Une surveillance échographique au cours de la grossesse permet un diagnostic prénatal bien que quelquefois le développement de l’hydrocéphalie soit tardive. Le diagnostic anténatal échographique in utéro d’une hydrocéphalie, fiable vers la 18 -20 ème semaine, pose le problème de l’interruption de la grossesse. Une ventriculomégalie stable, un diamètre bipariétal normal, l’absence de malformation associée, une amniocentèse normale sont des arguments en faveur de la pose une éventuelle d’une dérivation après la naissance.

Complications des dérivations
Le taux global des complications des dérivations ventriculaires est importante, voisine de 20 %.

Résultats
Un enfant atteint d’une hydrocéphalie isolée et dérivée rapidement aura un développement psychomoteur semblable à celui qu’il aurait dû avoir sans hydrocéphalie.
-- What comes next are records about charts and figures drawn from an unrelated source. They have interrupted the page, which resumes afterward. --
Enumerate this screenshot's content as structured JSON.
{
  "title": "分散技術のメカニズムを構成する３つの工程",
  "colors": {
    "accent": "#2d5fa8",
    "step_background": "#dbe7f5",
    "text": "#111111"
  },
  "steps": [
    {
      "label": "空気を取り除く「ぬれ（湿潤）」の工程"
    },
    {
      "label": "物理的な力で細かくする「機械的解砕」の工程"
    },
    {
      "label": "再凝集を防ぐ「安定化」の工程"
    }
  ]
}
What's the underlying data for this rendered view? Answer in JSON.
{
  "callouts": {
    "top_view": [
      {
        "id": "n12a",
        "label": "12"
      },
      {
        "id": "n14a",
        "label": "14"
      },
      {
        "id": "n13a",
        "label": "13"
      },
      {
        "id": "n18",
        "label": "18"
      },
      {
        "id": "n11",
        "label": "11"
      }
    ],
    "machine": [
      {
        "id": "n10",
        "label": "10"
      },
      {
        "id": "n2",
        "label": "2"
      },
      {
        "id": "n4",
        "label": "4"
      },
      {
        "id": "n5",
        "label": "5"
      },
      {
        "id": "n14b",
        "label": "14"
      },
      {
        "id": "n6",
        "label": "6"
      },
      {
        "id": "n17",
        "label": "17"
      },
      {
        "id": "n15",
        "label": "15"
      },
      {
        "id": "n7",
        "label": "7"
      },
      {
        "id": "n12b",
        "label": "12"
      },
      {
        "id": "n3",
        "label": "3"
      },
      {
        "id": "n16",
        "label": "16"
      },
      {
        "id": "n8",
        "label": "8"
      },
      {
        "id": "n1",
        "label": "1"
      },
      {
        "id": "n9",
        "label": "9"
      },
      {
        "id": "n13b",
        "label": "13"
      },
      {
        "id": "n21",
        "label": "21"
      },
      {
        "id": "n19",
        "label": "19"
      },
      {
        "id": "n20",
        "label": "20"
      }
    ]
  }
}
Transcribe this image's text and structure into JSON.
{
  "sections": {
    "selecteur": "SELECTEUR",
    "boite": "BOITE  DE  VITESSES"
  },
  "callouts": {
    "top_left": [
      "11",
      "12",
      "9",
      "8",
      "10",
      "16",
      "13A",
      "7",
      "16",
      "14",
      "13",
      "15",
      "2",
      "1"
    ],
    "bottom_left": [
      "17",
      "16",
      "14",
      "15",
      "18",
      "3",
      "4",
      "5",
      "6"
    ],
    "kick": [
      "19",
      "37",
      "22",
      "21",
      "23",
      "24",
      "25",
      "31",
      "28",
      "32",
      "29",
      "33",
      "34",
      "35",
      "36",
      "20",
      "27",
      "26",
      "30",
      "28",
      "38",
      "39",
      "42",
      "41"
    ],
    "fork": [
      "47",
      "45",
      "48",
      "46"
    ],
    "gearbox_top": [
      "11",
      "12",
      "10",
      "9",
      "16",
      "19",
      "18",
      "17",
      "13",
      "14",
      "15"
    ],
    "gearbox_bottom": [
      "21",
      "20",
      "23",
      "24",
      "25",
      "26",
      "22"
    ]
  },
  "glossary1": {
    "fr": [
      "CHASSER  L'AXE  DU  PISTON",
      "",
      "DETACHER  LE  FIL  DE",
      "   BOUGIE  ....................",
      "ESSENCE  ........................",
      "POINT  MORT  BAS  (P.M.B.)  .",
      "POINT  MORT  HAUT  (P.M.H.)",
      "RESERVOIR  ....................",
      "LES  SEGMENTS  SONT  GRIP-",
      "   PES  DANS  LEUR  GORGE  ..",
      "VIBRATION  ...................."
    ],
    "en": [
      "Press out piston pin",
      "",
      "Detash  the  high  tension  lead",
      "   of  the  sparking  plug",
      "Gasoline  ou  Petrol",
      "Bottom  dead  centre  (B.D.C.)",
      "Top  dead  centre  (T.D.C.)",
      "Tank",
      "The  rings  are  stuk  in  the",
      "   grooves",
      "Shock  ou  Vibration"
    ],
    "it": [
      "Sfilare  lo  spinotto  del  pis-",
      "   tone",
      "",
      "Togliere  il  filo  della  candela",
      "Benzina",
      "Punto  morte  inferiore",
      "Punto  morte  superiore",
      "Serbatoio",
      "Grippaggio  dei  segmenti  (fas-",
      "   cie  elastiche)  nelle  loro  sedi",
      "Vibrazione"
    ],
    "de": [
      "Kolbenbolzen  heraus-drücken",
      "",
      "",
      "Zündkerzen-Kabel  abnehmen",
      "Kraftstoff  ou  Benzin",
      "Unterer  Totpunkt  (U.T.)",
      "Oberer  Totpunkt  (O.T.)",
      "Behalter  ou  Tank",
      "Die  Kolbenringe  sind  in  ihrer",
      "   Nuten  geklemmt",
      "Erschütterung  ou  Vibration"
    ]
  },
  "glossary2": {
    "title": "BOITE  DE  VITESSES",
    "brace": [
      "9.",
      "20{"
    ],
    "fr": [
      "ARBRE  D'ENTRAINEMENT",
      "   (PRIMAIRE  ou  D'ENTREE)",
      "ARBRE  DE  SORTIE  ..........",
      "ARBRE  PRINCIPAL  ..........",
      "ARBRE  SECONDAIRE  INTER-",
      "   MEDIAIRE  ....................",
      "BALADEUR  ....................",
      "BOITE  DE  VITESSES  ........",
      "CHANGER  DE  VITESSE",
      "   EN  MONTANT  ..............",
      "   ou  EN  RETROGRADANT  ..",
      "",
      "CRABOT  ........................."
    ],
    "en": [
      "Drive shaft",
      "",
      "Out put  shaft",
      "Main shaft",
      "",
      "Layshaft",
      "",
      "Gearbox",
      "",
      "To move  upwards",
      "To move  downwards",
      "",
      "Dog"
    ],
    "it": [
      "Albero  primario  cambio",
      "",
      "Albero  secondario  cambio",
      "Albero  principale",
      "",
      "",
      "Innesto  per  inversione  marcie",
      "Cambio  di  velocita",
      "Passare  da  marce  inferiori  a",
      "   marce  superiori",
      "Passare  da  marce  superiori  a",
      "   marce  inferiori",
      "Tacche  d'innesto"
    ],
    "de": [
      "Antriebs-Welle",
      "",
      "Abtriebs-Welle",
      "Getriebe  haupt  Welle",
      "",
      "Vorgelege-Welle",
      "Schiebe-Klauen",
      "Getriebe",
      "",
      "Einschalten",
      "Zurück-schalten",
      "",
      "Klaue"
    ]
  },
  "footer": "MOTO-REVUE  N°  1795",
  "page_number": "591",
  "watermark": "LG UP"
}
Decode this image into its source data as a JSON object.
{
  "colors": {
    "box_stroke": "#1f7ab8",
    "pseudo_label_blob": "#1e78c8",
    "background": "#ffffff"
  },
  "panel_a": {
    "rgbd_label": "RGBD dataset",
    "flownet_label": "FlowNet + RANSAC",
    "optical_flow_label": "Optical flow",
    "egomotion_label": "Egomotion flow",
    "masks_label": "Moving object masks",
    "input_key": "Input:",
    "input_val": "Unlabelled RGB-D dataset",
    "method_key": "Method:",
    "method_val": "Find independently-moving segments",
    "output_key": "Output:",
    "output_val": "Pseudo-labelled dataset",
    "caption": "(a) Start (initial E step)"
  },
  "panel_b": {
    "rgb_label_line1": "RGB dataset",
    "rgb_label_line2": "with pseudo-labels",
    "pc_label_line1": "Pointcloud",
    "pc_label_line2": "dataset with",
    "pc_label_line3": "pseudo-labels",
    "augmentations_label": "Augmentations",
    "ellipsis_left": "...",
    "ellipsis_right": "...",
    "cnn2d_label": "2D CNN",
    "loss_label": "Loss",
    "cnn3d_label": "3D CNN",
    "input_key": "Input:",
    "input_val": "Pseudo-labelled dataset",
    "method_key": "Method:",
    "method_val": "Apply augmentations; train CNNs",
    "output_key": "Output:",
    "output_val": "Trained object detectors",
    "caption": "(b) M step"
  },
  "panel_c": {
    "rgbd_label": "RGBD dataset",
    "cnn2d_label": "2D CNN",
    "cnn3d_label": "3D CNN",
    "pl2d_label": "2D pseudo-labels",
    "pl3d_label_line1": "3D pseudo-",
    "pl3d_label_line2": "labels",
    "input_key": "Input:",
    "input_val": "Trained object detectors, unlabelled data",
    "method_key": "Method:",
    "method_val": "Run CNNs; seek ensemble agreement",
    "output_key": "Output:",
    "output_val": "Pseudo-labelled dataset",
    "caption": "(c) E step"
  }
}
Le pronostic est bien entendu lié à l’étiologie et il est impossible d’établir une relation entre l’épaisseur du manteau cérébral et le dévelop -pement psycho-intellectuel.
En ce qui concerne l’ablation du système de dérivation, on peut l’indiquer lorsque la maladie causale a été traitée définitivement mais en sachant qu’une dépendance au shunt est possible. Il n’existe pas en fait de critères absolus.


Hydrocéphalie à pression normale


L’hydrocéphalie à pression normale (HPN) ou hydrocéphalie chronique (Bret, Chazal) pose un problème diagnostic difficile.
La pathogénie est mal établie. S’agit-il d’une hydrocéphalie passive du fait d’un déséquilibre entre la secrétion et résorption du L.C.S ? d’un obstacle au débit du LCS au niveau de la convexité et des citernes de la base du cerveau ? Les signes neurologiques sont-ils secondaires à un effet compressif en particulier au niveau des cornes frontales ?
Il peut être retrouvé dans les antécédents un traumatisme crânien, une hémorragie méningée, une méningite, une intervention intracrânienne. Mais le plus souvent aucune circonstance déclenchante est retrouvé. L’âge varie entre 55 et 85 ans avec semble -t-il une prédominance masculine.

CLINIQUE
Apparition le plus souvent après 60 ans de (triade de Adams et Hakim) :
1- Troubles de la marche et de la statique : marche à petits pas, “magnétique”, avec élargissement du polygone de sustentation, chute. Pas de déficit moteur, ni sensitif, ni cérébelleux.
2- Troubles mentaux, troubles mnésiques pouvant aller jusqu’à la démence. Baisse de l’affectivité, état dépressif.
3- Troubles sphintériens avec mictions impérieuses, incontinence urinaire.
Ces signes sont diversement associés.
Diagnostic différentiel avec les DÉMENCES.
Intérêt et nécessité de tests psychométriques.

PARACLINIQUE
1 - IRM (+ image de flux) : hydrocéphalie, hypersignal périventriculaires contrairement aux leucoaraïoses où l’hypersignal est plus diffus et éloigné des ventricules. Modification du flux (hyperpulsabilité) au niveau de l’acqueduc du mésencéphale.
2 - TDM : hydrocéphalie prédominant dans les cornes frontales et temporales. Hypodensité périventriculaire (résorption transépendymaire). Index bifrontal supérieur à 0,55 ; aspect effacé des sillons et vallées sylviennes (Chazal, Bret). Diagnostic différentiel avec l’atrophie cérébrale.
3 - PL : l’amélioration de la symptomatologie clinique après soustraction de 30CC de LCS pendant 3 jours constitue un argument en faveur du diagnostic d’HPN.

  • Manométrie : ondes en plateau (A,B) surtout nocturnes. Résistance à l’écoulement élevé. Diminution de la compliance cérébrale.
  • Cisternographie isotopique, résultat non spécifique : contamination ventriculaire précoce et durable. Retard ou absence de résorption au niveau de la convexité. Cisterno TDM. 
  • Débit sanguin cérébral.

TRAITEMENT
Médical
PL soustractives.
Acétazolamide (Diamox*) 250 à 500 mg/j.
Chirurgical
Le problème réside dans l’indication chirurgicale, la certitude diagnostique n’étant pas toujours évidente :

  • dérivation ventriculo-péritonéale ou atriale.

Le taux de complications post-opératoire est élevé (1/3 des cas) et le taux de mortalité voisine 10 %. La place de la dérivation lombo-péritonéale reste à être évaluée.
Les facteurs pronostiques sont mal définis. Les patients présentant une triade complète, une cause identifiée, une évolution clinique courte, un index bi-frontal supérieur à 0,55 présenteraient un bon pronostic.